This page does not deal with a specific manufacturer but rather explains the background of a certain mark type named after an interest group. All members of that group used one of two specific marks, meaning that mark attribution of certain variants towards a specific manufacturer is impossible.
 : Vereinigte Porzellanfabriken "Porzellan-Union" A.G. (1921 until 1927)
For quite some time now it was assumed and claimed by other websites that the well-known wreathed UNION marks actually were used by one single or two formerly independent factories. That is however incorrect; the Porzellan-Union was (as the German name already implies) an association which included multiple businesses. It was founded on November 26th 1921 as counterpart to the highly successful ⇒EPIAG and consisted of a central office located in Klösterle which coordinated work of the following companies:
- Gottfried & Vielgut, formerly ⇒Fabrik für keramische Erzeugnisse Venier & Co. (Meretitz bei Klösterle)

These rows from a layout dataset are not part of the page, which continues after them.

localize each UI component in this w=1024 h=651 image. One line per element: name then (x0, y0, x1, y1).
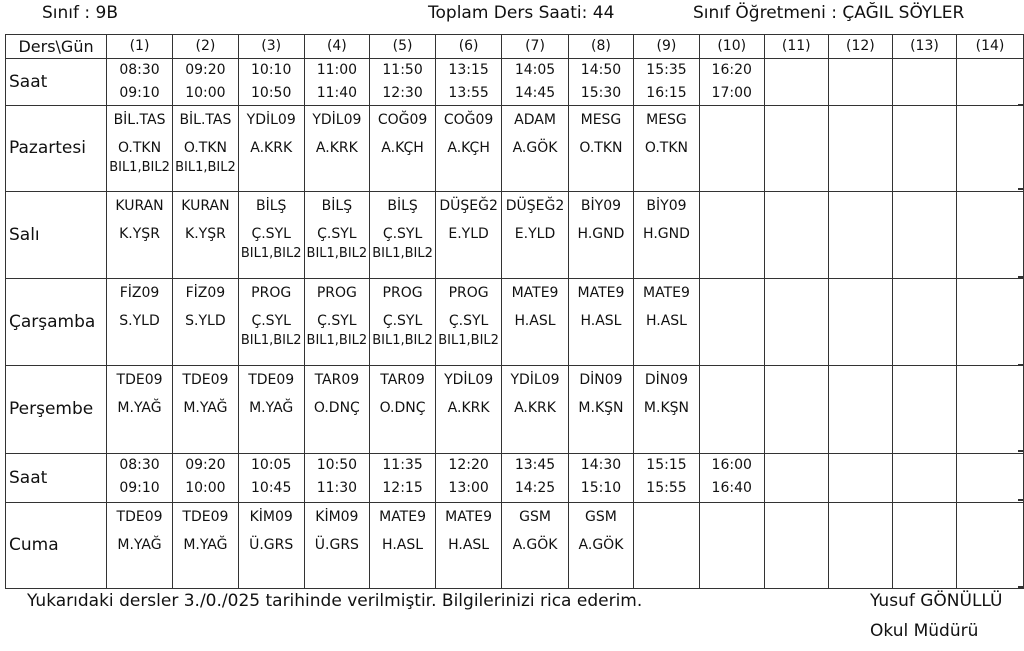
lesson-subject: GSM (585, 509, 617, 525)
corner-label: Ders\Gün (6, 35, 107, 59)
end-time: 16:15 (646, 85, 687, 101)
lesson-teacher: O.TKN (579, 140, 623, 156)
lesson-subject: PROG (251, 285, 292, 301)
empty-cell (699, 192, 764, 279)
lesson-subject: PROG (316, 285, 357, 301)
lesson-cell (107, 279, 173, 366)
lesson-cell (370, 366, 436, 454)
class-info: Sınıf : 9B (42, 3, 119, 23)
end-time: 12:30 (382, 85, 423, 101)
lesson-subject: TDE09 (248, 372, 295, 388)
lesson-teacher: Ç.SYL (448, 313, 489, 329)
lesson-cell (304, 503, 370, 589)
lesson-teacher: M.KŞN (578, 400, 624, 416)
lesson-subject: YDİL09 (312, 112, 362, 128)
lesson-teacher: A.GÖK (512, 140, 558, 156)
page-edge-mark (1018, 104, 1024, 106)
start-time: 09:20 (185, 62, 226, 78)
lesson-cell (502, 366, 568, 454)
end-time: 09:10 (119, 85, 160, 101)
time-slot (238, 59, 304, 106)
start-time: 11:50 (382, 62, 423, 78)
lesson-cell (502, 503, 568, 589)
period-number: (5) (370, 35, 436, 59)
period-number: (6) (435, 35, 501, 59)
lesson-teacher: H.ASL (580, 313, 622, 329)
end-time: 12:15 (382, 480, 423, 496)
lesson-teacher: K.YŞR (119, 226, 160, 242)
lesson-cell (172, 279, 238, 366)
lesson-cell (568, 503, 634, 589)
end-time: 13:55 (448, 85, 489, 101)
end-time: 15:10 (580, 480, 622, 496)
lesson-teacher: H.ASL (448, 537, 490, 553)
signer-title: Okul Müdürü (870, 621, 979, 641)
lesson-subject: FİZ09 (185, 285, 226, 301)
end-time: 09:10 (119, 480, 160, 496)
lesson-subject: KİM09 (249, 509, 293, 525)
empty-cell (699, 366, 764, 454)
time-slot (172, 454, 238, 503)
lesson-subject: TAR09 (314, 372, 360, 388)
lesson-teacher: A.KRK (315, 140, 358, 156)
period-number: (10) (699, 35, 764, 59)
lesson-teacher: K.YŞR (185, 226, 226, 242)
lesson-cell (370, 106, 436, 192)
start-time: 15:35 (646, 62, 687, 78)
time-row-label: Saat (6, 59, 107, 106)
lesson-cell (502, 106, 568, 192)
lesson-cell (634, 192, 700, 279)
lesson-teacher: M.YAĞ (183, 400, 228, 416)
footer-note: Yukarıdaki dersler 3./0./025 tarihinde verilmiştir. Bilgilerinizi rica ederim. (27, 591, 643, 611)
period-number: (8) (568, 35, 634, 59)
lesson-teacher: H.ASL (382, 537, 424, 553)
lesson-teacher: O.TKN (183, 140, 227, 156)
lesson-cell (107, 366, 173, 454)
lesson-teacher: Ç.SYL (382, 313, 423, 329)
time-slot (892, 59, 956, 106)
timetable (5, 34, 1024, 589)
lesson-cell (304, 192, 370, 279)
period-number: (1) (107, 35, 173, 59)
lesson-subject: DÜŞEĞ2 (505, 198, 565, 214)
time-slot (568, 454, 634, 503)
empty-cell (764, 192, 828, 279)
lesson-cell (634, 366, 700, 454)
lesson-teacher: A.KÇH (447, 140, 490, 156)
page-edge-mark (1018, 499, 1024, 501)
time-slot (238, 454, 304, 503)
lesson-subject: TDE09 (116, 509, 163, 525)
lesson-subject: MATE9 (643, 285, 690, 301)
empty-cell (892, 106, 956, 192)
page-edge-mark (1018, 450, 1024, 452)
lesson-cell (107, 192, 173, 279)
lesson-cell (568, 279, 634, 366)
lesson-subject: TAR09 (380, 372, 425, 388)
time-slot (699, 59, 764, 106)
lesson-room: BIL1,BIL2 (372, 334, 433, 348)
lesson-subject: TDE09 (182, 509, 229, 525)
lesson-teacher: Ç.SYL (317, 226, 357, 242)
time-slot (568, 59, 634, 106)
time-slot (699, 454, 764, 503)
empty-cell (892, 503, 956, 589)
page-edge-mark (1018, 188, 1024, 190)
lesson-cell (370, 503, 436, 589)
lesson-subject: DÜŞEĞ2 (439, 198, 498, 214)
empty-cell (957, 106, 1024, 192)
end-time: 11:40 (316, 85, 358, 101)
lesson-subject: MATE9 (379, 509, 426, 525)
lesson-teacher: A.KÇH (381, 140, 424, 156)
end-time: 10:45 (251, 480, 292, 496)
empty-cell (699, 279, 764, 366)
lesson-cell (238, 106, 304, 192)
lesson-room: BIL1,BIL2 (306, 247, 368, 261)
empty-cell (957, 366, 1024, 454)
lesson-teacher: S.YLD (185, 313, 226, 329)
lesson-cell (107, 106, 173, 192)
start-time: 08:30 (119, 457, 160, 473)
time-slot (957, 454, 1024, 503)
period-header-row (6, 35, 1024, 59)
lesson-cell (634, 279, 700, 366)
end-time: 14:45 (514, 85, 556, 101)
lesson-cell (502, 192, 568, 279)
start-time: 13:15 (448, 62, 489, 78)
lesson-room: BIL1,BIL2 (175, 161, 236, 175)
time-slot (304, 454, 370, 503)
lesson-room: BIL1,BIL2 (306, 334, 368, 348)
time-row (6, 59, 1024, 106)
empty-cell (828, 106, 892, 192)
lesson-subject: BİLŞ (387, 198, 418, 214)
empty-cell (828, 366, 892, 454)
time-slot (107, 454, 173, 503)
lesson-teacher: A.GÖK (578, 537, 624, 553)
total-hours-label: Toplam Ders Saati (428, 3, 582, 23)
lesson-subject: PROG (382, 285, 423, 301)
lesson-subject: BİL.TAS (113, 112, 166, 128)
time-slot (828, 454, 892, 503)
end-time: 14:25 (514, 480, 556, 496)
lesson-subject: GSM (519, 509, 551, 525)
lesson-room: BIL1,BIL2 (240, 247, 302, 261)
start-time: 10:05 (251, 457, 292, 473)
time-slot (370, 454, 436, 503)
period-number: (14) (957, 35, 1024, 59)
empty-cell (764, 106, 828, 192)
time-slot (634, 454, 700, 503)
day-row (6, 106, 1024, 192)
time-slot (892, 454, 956, 503)
lesson-cell (370, 279, 436, 366)
lesson-cell (238, 279, 304, 366)
lesson-cell (172, 106, 238, 192)
lesson-teacher: M.KŞN (643, 400, 689, 416)
lesson-subject: MESG (580, 112, 622, 128)
start-time: 16:20 (711, 62, 752, 78)
empty-cell (764, 366, 828, 454)
signer-name: Yusuf GÖNÜLLÜ (870, 591, 1003, 611)
lesson-teacher: A.KRK (250, 140, 293, 156)
total-hours-value: 44 (592, 3, 615, 23)
lesson-cell (370, 192, 436, 279)
lesson-cell (435, 279, 501, 366)
lesson-subject: TDE09 (182, 372, 229, 388)
page-edge-mark (1018, 586, 1024, 588)
lesson-subject: MATE9 (577, 285, 625, 301)
lesson-teacher: M.YAĞ (117, 400, 162, 416)
end-time: 17:00 (711, 85, 752, 101)
class-value: 9B (95, 3, 119, 23)
start-time: 10:50 (316, 457, 358, 473)
day-row (6, 366, 1024, 454)
lesson-subject: TDE09 (116, 372, 163, 388)
lesson-teacher: Ç.SYL (317, 313, 357, 329)
lesson-cell (502, 279, 568, 366)
empty-cell (892, 192, 956, 279)
empty-cell (957, 279, 1024, 366)
period-number: (13) (892, 35, 956, 59)
lesson-room: BIL1,BIL2 (438, 334, 499, 348)
day-row (6, 192, 1024, 279)
lesson-subject: BİY09 (646, 198, 687, 214)
day-row (6, 503, 1024, 589)
lesson-cell (435, 106, 501, 192)
end-time: 15:30 (580, 85, 622, 101)
lesson-subject: MATE9 (445, 509, 493, 525)
lesson-subject: YDİL09 (510, 372, 560, 388)
time-slot (634, 59, 700, 106)
end-time: 10:50 (251, 85, 292, 101)
page-edge-mark (1018, 364, 1024, 366)
lesson-subject: KURAN (181, 198, 230, 214)
time-slot (502, 59, 568, 106)
start-time: 11:35 (382, 457, 423, 473)
period-number: (7) (502, 35, 568, 59)
period-number: (12) (828, 35, 892, 59)
lesson-cell (435, 503, 501, 589)
lesson-subject: YDİL09 (246, 112, 296, 128)
lesson-cell (435, 366, 501, 454)
lesson-cell (172, 192, 238, 279)
empty-cell (828, 192, 892, 279)
start-time: 09:20 (185, 457, 226, 473)
period-number: (4) (304, 35, 370, 59)
time-slot (172, 59, 238, 106)
lesson-subject: MESG (646, 112, 687, 128)
lesson-teacher: Ü.GRS (249, 537, 294, 553)
start-time: 14:50 (580, 62, 622, 78)
empty-cell (699, 106, 764, 192)
lesson-room: BIL1,BIL2 (240, 334, 302, 348)
start-time: 15:15 (646, 457, 687, 473)
empty-cell (828, 503, 892, 589)
day-label: Pazartesi (6, 106, 107, 192)
period-number: (3) (238, 35, 304, 59)
start-time: 14:05 (514, 62, 556, 78)
lesson-teacher: A.GÖK (512, 537, 558, 553)
start-time: 16:00 (711, 457, 752, 473)
lesson-cell (172, 366, 238, 454)
day-label: Salı (6, 192, 107, 279)
empty-cell (957, 503, 1024, 589)
lesson-room: BIL1,BIL2 (372, 247, 433, 261)
class-teacher-info: Sınıf Öğretmeni : ÇAĞIL SÖYLER (693, 3, 965, 23)
lesson-cell (568, 192, 634, 279)
lesson-teacher: H.GND (643, 226, 690, 242)
lesson-teacher: Ü.GRS (314, 537, 359, 553)
lesson-subject: KURAN (115, 198, 164, 214)
lesson-teacher: A.KRK (447, 400, 490, 416)
lesson-cell (304, 279, 370, 366)
lesson-subject: COĞ09 (377, 112, 428, 128)
start-time: 13:45 (514, 457, 556, 473)
time-slot (435, 59, 501, 106)
lesson-subject: BİY09 (580, 198, 622, 214)
empty-cell (634, 503, 700, 589)
lesson-subject: YDİL09 (444, 372, 494, 388)
lesson-cell (568, 366, 634, 454)
lesson-teacher: Ç.SYL (251, 226, 291, 242)
lesson-cell (238, 503, 304, 589)
lesson-teacher: H.GND (577, 226, 625, 242)
lesson-cell (238, 192, 304, 279)
start-time: 12:20 (448, 457, 489, 473)
lesson-teacher: M.YAĞ (117, 537, 162, 553)
lesson-teacher: H.ASL (645, 313, 687, 329)
empty-cell (957, 192, 1024, 279)
day-label: Cuma (6, 503, 107, 589)
empty-cell (892, 366, 956, 454)
lesson-cell (435, 192, 501, 279)
lesson-teacher: O.TKN (644, 140, 689, 156)
time-slot (435, 454, 501, 503)
start-time: 10:10 (251, 62, 292, 78)
class-teacher-label: Sınıf Öğretmeni (693, 3, 826, 23)
period-number: (11) (764, 35, 828, 59)
lesson-teacher: Ç.SYL (251, 313, 291, 329)
time-slot (957, 59, 1024, 106)
lesson-subject: MATE9 (511, 285, 559, 301)
lesson-cell (238, 366, 304, 454)
day-row (6, 279, 1024, 366)
lesson-subject: DİN09 (644, 372, 689, 388)
empty-cell (764, 503, 828, 589)
end-time: 10:00 (185, 480, 226, 496)
period-number: (2) (172, 35, 238, 59)
lesson-cell (304, 366, 370, 454)
period-number: (9) (634, 35, 700, 59)
time-slot (370, 59, 436, 106)
end-time: 13:00 (448, 480, 489, 496)
lesson-teacher: E.YLD (514, 226, 556, 242)
lesson-cell (107, 503, 173, 589)
lesson-cell (568, 106, 634, 192)
lesson-teacher: Ç.SYL (382, 226, 423, 242)
class-label: Sınıf (42, 3, 79, 23)
lesson-subject: COĞ09 (443, 112, 494, 128)
time-slot (304, 59, 370, 106)
time-slot (502, 454, 568, 503)
lesson-teacher: H.ASL (514, 313, 556, 329)
time-slot (828, 59, 892, 106)
lesson-teacher: O.DNÇ (313, 400, 360, 416)
lesson-subject: FİZ09 (119, 285, 160, 301)
lesson-teacher: M.YAĞ (183, 537, 228, 553)
time-row (6, 454, 1024, 503)
end-time: 15:55 (646, 480, 687, 496)
lesson-teacher: O.DNÇ (379, 400, 426, 416)
lesson-subject: BİLŞ (255, 198, 287, 214)
lesson-teacher: O.TKN (117, 140, 162, 156)
lesson-subject: DİN09 (579, 372, 623, 388)
lesson-teacher: S.YLD (119, 313, 160, 329)
lesson-subject: BİLŞ (321, 198, 353, 214)
time-slot (107, 59, 173, 106)
start-time: 11:00 (316, 62, 358, 78)
end-time: 10:00 (185, 85, 226, 101)
end-time: 16:40 (711, 480, 752, 496)
lesson-subject: ADAM (514, 112, 556, 128)
lesson-teacher: E.YLD (448, 226, 489, 242)
day-label: Çarşamba (6, 279, 107, 366)
lesson-teacher: A.KRK (514, 400, 556, 416)
time-slot (764, 454, 828, 503)
time-slot (764, 59, 828, 106)
empty-cell (892, 279, 956, 366)
lesson-cell (172, 503, 238, 589)
end-time: 11:30 (316, 480, 358, 496)
total-hours-info: Toplam Ders Saati: 44 (428, 3, 615, 23)
lesson-subject: BİL.TAS (179, 112, 232, 128)
empty-cell (828, 279, 892, 366)
lesson-cell (304, 106, 370, 192)
lesson-teacher: M.YAĞ (249, 400, 294, 416)
lesson-subject: KİM09 (315, 509, 359, 525)
start-time: 14:30 (580, 457, 622, 473)
start-time: 08:30 (119, 62, 160, 78)
day-label: Perşembe (6, 366, 107, 454)
empty-cell (764, 279, 828, 366)
class-teacher-value: ÇAĞIL SÖYLER (842, 3, 965, 23)
page-edge-mark (1018, 276, 1024, 278)
time-row-label: Saat (6, 454, 107, 503)
empty-cell (699, 503, 764, 589)
lesson-room: BIL1,BIL2 (109, 161, 170, 175)
lesson-subject: PROG (448, 285, 489, 301)
lesson-cell (634, 106, 700, 192)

- Tuma & Vielgut (Meretitz bei Klösterle)
- Ernst Wahliss (Turn bei Teplitz)
- Julius Neumann (Bahnhof Klösterle)
You may have noticed that Oskar Vielgut was mentioned twice above, each time together with a different partner. Reason was that he merely acted as active investor in both cases, leaving operations to the corresponding business partner. Both factories funded by him were previously not related as can be seen on their respective factory history pages.
While the companies in Meretitz near Klösterle used the wreath mark including "UNION" and a "K" (for "Klösterle") the factory of Ernst Wahliss used the same basic mark with a "T" (for "Turn-Teplitz"). As the association was membership-funded (unlike the EPIAG) and only consisted of a few smaller companies it never was able to generate enough weight in form of an influencial business position and thus already in 1927 merged into its former main competitor, the EPIAG group.
All mark types can be found with either the short and plain 'Czecho-Slovakia' or the much longer 'Made in Czecho-Slovakia', but the different wording has no relevance whatsoever. Really interesting is the obvious use of the hyphened version long after it had actually been branded illegal under the US McKinley Tariff Act. On the other hand, the UNION had registered their marks including the country of origin additions; altering those would have required a new mark registration. This may perhaps have resulted in an exception from the rule.
It is no secret that the association not only produced items but also re-decorated certain goods. Sometimes the black-on-green ⇒cover-up mark barely hides the original manufacturer mark used by the direct competitor. I have included an example of the EPIAG mark of former Oscar & Edgar Gutherz below.
Author Robert Roentgen sometimes incorrectly claimed that the "T" stood for "Thun", probably believing that it resulted from the fact that the father of the Vernier brothers formerly worked for the Gräflich Thun'sche Porzellanfabrik in Klösterle.